コミックス・アニメーションと漢字文化





コミックス、アニメーションといえば、日本が世界に誇るエンターテイメントカルチャーだ。おたくの輪は、いまや太平洋も大西洋も越え、世界に広がっている。そしてその発信者も、日本のみならず広がりを見せはじめている。経済の発展によるメディアの興隆や、表現の自由化により、最近では韓国・台湾等でも有力な作家が育ってきた。ソウルや台北には「常設コミケ」といえるような、オタク専門店街もでき上がっている。いまやコミックスやアニメーションは、東アジアのお家芸といっていいだろう。もっとも、もう一つのオタクアイテムであるコンピュータ産業においても、これらの国が世界をリードしているという事実は、なんとも濃いものがあるが(笑)。

コミックスやアニメーションのビジュアル表現は、確かに東アジア伝統の絵画芸術と共通するタッチやトーンを持っている。それだけでも充分に深いテーマだが、それ以上に強い影響を与えた文化基盤があるように思える。もともと中国の文人画に始まる墨絵や日本の大衆芸術たる浮世絵など、東アジアのグラフィックアートは、西洋的な具象性、説明性による表現アプローチとは異なり、大胆な省略やデフォルメによる強調を伴いつつ抽象化し、より題材をイマジネーション豊かにリアリティーを持って描くという伝統がある。これは、漢字という象形文字に由来する表意文字を長年使用してきた文化基盤と関連する。つまり我々は、絵を現実の複製としてではなく、ある意味性を持たせた「記号」としてとらえる能力があるし、それを取り入れ活用したほうが表現の幅が深くなるということだ。

だからある絵を見た場合にも、象形文字のような意味性まで含めて「読み取る」こともできるし、「書き込む」こともできる。それだけでなく、このような記号の組合せにより、文字通りを「文脈」作り出すことさえできる。このような表現の試みは、文字においても古くから行われてきた。「書」がそれだ。たとえば、「書」で書かれた漢詩は、そのテキスト列の表現している文学的メッセージだけでなく、一文字一文字がそのカタチやタッチによって感情を表現している。そして書の作品は、この両者が組み合わさって、立体的な表現メッセージを伝えている。

この伝統は、コミックスやアニメーションにも活きている。漫画のキャラクターは絵ではなく、絵文字、象形文字としての記号であり、コミックスやアニメーションはその象形文字で書かれた文学だと考えると合点が行く。
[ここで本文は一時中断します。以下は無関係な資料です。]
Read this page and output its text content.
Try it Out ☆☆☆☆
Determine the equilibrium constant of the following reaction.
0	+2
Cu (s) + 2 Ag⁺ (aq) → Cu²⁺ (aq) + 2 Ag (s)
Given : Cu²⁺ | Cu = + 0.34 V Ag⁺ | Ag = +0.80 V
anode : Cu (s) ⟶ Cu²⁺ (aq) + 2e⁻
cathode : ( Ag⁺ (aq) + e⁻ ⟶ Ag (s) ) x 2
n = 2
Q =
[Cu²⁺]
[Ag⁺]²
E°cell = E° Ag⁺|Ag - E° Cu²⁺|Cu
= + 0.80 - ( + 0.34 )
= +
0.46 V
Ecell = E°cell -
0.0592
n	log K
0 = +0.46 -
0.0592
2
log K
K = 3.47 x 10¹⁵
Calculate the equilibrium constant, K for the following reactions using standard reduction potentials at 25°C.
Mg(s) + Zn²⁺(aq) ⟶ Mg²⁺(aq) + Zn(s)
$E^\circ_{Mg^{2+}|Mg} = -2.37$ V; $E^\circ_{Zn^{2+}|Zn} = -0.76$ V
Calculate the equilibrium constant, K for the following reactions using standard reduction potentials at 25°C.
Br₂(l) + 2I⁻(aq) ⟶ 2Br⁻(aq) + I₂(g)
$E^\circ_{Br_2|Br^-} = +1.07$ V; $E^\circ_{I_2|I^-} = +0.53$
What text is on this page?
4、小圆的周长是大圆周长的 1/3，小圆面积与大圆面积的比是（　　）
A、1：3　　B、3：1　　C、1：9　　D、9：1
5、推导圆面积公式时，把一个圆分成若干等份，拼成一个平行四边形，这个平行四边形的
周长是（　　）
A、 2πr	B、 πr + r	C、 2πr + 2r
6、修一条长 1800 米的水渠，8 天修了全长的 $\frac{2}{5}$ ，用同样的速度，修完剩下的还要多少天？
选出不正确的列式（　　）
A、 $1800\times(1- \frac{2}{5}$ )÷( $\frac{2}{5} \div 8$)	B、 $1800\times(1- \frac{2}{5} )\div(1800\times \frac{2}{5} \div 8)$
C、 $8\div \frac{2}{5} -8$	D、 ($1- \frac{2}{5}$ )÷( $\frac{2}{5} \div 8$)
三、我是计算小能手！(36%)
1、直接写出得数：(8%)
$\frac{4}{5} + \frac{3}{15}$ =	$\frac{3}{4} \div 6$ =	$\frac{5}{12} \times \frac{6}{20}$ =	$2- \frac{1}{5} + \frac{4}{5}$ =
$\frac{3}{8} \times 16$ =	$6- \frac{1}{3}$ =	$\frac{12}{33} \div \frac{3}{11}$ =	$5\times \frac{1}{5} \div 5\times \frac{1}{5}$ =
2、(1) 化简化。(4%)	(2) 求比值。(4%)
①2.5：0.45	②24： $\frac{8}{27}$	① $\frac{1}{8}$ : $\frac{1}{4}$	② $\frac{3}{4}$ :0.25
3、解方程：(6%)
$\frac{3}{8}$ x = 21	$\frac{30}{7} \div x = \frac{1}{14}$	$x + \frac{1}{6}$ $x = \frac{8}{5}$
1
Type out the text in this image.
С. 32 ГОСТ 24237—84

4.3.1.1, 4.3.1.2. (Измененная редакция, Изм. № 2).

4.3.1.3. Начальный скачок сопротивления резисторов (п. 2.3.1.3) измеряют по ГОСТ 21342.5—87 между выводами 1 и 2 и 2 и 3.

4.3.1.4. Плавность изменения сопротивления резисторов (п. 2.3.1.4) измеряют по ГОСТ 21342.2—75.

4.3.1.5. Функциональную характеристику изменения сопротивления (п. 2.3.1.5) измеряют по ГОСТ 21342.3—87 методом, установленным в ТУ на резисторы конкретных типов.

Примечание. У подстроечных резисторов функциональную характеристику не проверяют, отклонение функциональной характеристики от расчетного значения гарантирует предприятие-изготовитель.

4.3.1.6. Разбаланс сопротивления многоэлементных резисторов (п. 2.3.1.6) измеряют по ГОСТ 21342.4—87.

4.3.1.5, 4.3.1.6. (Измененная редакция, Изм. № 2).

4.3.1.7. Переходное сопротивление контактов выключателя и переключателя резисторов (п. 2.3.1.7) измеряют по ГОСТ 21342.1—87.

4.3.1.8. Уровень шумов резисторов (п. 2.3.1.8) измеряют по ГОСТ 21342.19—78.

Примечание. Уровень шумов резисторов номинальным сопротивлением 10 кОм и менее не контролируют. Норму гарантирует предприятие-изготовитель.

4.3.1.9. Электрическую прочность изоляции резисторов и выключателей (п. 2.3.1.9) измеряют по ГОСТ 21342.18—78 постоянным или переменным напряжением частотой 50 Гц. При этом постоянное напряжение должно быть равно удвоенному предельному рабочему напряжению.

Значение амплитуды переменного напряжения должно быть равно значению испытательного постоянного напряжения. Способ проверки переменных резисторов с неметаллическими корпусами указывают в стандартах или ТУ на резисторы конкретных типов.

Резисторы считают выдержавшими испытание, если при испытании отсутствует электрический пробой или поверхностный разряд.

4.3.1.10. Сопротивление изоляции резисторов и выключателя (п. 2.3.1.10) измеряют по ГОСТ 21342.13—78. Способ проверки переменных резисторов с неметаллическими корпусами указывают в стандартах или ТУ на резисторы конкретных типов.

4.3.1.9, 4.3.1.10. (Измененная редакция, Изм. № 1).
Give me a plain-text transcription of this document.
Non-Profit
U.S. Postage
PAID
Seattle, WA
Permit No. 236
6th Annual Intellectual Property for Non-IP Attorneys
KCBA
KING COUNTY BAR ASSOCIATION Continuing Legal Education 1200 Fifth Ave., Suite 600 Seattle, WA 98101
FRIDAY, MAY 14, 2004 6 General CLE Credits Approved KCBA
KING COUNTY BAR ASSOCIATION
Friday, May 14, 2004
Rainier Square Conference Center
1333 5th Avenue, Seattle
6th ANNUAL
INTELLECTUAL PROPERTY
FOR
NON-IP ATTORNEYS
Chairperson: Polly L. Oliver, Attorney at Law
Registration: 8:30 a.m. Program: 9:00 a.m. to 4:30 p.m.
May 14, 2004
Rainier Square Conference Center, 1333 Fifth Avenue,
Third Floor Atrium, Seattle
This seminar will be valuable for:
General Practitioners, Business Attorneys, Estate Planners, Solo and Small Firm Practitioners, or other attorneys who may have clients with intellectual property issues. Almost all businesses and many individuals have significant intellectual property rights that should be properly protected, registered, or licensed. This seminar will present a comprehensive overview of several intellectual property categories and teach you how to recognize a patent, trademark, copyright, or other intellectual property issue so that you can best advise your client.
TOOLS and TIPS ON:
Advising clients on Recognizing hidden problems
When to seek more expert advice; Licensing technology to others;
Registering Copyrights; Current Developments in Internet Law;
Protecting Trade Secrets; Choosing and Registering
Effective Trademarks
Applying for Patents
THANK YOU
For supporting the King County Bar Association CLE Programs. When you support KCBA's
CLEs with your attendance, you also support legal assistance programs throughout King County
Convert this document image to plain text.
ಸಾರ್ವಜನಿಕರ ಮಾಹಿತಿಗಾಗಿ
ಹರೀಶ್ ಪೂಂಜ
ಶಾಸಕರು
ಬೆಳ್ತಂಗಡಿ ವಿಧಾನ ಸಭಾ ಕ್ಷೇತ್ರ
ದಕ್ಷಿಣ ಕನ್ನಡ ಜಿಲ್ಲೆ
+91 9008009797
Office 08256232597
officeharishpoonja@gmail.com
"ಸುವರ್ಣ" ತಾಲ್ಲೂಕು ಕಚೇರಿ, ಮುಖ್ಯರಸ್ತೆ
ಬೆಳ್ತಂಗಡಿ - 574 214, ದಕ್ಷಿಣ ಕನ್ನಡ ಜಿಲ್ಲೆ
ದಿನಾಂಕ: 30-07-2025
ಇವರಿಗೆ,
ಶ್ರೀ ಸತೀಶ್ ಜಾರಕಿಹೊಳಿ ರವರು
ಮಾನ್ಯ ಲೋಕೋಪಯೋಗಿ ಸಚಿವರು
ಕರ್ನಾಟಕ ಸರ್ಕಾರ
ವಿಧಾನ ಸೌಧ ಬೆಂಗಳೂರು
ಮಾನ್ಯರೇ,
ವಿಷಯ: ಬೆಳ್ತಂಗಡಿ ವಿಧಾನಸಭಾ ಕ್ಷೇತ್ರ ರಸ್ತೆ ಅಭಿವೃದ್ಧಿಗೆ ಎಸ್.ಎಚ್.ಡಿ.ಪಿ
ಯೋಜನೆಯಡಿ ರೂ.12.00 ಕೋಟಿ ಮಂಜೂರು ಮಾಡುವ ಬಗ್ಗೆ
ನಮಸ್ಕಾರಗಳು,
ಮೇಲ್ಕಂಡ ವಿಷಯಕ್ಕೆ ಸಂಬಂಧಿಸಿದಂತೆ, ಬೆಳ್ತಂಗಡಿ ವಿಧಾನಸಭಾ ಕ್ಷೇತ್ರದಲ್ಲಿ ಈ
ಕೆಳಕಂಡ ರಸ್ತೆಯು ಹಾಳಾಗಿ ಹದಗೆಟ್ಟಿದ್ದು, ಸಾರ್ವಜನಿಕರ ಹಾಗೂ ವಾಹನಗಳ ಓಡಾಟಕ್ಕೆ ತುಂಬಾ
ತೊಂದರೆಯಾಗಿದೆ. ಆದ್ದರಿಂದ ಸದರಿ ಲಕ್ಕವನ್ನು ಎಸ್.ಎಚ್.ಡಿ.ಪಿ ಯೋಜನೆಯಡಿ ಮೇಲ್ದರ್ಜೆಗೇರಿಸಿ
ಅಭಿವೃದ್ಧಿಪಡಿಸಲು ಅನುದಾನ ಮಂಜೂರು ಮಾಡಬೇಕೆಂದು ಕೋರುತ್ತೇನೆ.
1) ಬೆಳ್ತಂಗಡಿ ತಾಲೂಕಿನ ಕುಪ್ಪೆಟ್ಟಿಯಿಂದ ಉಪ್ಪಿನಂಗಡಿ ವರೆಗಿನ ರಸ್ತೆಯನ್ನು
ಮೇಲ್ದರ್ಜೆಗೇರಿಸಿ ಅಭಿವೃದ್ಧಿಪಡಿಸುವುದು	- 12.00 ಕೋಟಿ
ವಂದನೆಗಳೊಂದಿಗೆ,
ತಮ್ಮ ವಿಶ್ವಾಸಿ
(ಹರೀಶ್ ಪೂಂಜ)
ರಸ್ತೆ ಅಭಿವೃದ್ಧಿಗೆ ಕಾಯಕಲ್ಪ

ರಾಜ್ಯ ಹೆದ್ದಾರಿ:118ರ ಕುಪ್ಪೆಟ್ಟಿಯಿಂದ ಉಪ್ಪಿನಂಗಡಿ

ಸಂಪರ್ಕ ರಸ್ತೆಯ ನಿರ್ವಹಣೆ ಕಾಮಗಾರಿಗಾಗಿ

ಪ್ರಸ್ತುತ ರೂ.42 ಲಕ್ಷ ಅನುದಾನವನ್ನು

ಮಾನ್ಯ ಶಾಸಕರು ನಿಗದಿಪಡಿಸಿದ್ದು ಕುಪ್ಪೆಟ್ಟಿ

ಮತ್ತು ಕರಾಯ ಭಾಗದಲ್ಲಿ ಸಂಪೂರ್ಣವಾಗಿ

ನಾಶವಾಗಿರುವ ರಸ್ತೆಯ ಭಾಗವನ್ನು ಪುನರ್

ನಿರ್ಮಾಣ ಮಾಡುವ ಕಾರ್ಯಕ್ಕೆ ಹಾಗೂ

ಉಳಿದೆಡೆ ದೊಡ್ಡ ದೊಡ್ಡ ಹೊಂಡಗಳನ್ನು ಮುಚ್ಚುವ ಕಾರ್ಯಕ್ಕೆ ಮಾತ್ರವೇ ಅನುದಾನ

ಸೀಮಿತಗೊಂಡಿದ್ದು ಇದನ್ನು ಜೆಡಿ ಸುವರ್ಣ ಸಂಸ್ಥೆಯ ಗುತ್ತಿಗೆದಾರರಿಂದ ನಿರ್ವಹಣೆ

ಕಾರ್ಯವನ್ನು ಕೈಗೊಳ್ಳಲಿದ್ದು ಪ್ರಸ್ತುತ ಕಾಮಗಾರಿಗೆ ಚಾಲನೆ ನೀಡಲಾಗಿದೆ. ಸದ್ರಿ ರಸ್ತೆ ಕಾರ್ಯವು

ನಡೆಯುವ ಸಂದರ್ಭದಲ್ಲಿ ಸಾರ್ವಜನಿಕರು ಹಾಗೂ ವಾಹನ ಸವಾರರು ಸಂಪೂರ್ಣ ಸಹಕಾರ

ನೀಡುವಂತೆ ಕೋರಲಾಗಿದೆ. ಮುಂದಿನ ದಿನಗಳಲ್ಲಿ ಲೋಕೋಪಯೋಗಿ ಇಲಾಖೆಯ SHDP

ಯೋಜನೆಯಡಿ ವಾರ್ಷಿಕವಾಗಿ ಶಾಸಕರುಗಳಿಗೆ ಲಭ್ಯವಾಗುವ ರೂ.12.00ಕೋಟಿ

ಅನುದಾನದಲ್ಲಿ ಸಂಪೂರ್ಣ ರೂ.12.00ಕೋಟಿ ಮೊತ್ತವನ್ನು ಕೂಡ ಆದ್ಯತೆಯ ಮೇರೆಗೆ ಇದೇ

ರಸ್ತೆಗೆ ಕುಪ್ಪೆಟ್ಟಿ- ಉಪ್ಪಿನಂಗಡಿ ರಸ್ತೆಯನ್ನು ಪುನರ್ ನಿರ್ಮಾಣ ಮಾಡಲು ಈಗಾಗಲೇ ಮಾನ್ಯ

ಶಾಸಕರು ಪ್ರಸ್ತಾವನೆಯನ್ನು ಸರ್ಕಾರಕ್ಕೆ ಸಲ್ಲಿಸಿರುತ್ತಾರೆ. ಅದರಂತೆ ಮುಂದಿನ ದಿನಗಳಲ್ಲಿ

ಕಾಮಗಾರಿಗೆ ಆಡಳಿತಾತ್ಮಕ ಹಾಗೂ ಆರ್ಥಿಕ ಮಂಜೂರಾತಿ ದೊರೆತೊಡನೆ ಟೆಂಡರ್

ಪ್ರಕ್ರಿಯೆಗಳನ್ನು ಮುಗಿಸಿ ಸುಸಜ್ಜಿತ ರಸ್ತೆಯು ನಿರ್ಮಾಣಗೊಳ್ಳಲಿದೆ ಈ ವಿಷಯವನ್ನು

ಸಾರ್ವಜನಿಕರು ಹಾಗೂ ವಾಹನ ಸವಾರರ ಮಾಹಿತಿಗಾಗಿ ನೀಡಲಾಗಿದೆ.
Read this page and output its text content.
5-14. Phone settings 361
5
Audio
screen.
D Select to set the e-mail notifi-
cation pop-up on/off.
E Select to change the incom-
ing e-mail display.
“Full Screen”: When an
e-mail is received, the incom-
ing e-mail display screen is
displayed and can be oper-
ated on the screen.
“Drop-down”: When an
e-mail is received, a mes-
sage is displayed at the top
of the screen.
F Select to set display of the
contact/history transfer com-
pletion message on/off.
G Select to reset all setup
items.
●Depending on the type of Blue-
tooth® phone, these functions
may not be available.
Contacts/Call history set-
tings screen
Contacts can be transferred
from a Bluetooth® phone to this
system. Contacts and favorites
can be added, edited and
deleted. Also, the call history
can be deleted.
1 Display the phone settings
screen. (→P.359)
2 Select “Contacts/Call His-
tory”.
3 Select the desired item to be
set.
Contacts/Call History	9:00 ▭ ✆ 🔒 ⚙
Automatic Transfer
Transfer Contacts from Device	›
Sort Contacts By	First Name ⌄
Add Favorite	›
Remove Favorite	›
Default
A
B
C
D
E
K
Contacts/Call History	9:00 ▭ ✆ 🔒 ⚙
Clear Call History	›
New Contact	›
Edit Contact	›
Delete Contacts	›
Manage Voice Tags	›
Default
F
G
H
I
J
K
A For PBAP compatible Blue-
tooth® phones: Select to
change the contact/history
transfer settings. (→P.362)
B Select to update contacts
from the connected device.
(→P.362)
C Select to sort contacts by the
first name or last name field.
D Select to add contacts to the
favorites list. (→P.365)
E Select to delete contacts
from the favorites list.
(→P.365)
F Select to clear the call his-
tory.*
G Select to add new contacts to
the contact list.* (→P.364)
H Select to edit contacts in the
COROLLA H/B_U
さらにキャラクターの表情やアニメーションでの動きは、ちょうど書の作品における筆の息吹のように、文脈だけでは伝えきれないイキイキとした表情を伝えているという次第だ。まさに、文字自体に意味性がある上に、その文字一つ一つに表情やメッセージがある、書の文化と共通したものがある。おまけに象形文字以前のいわば絵文字の文学だから、文化を問わず普遍性がある。だからコミックスやアニメーションは、東アジアの歴史と伝統が生み出した、人類全体の偉大な文化ということができるだろう。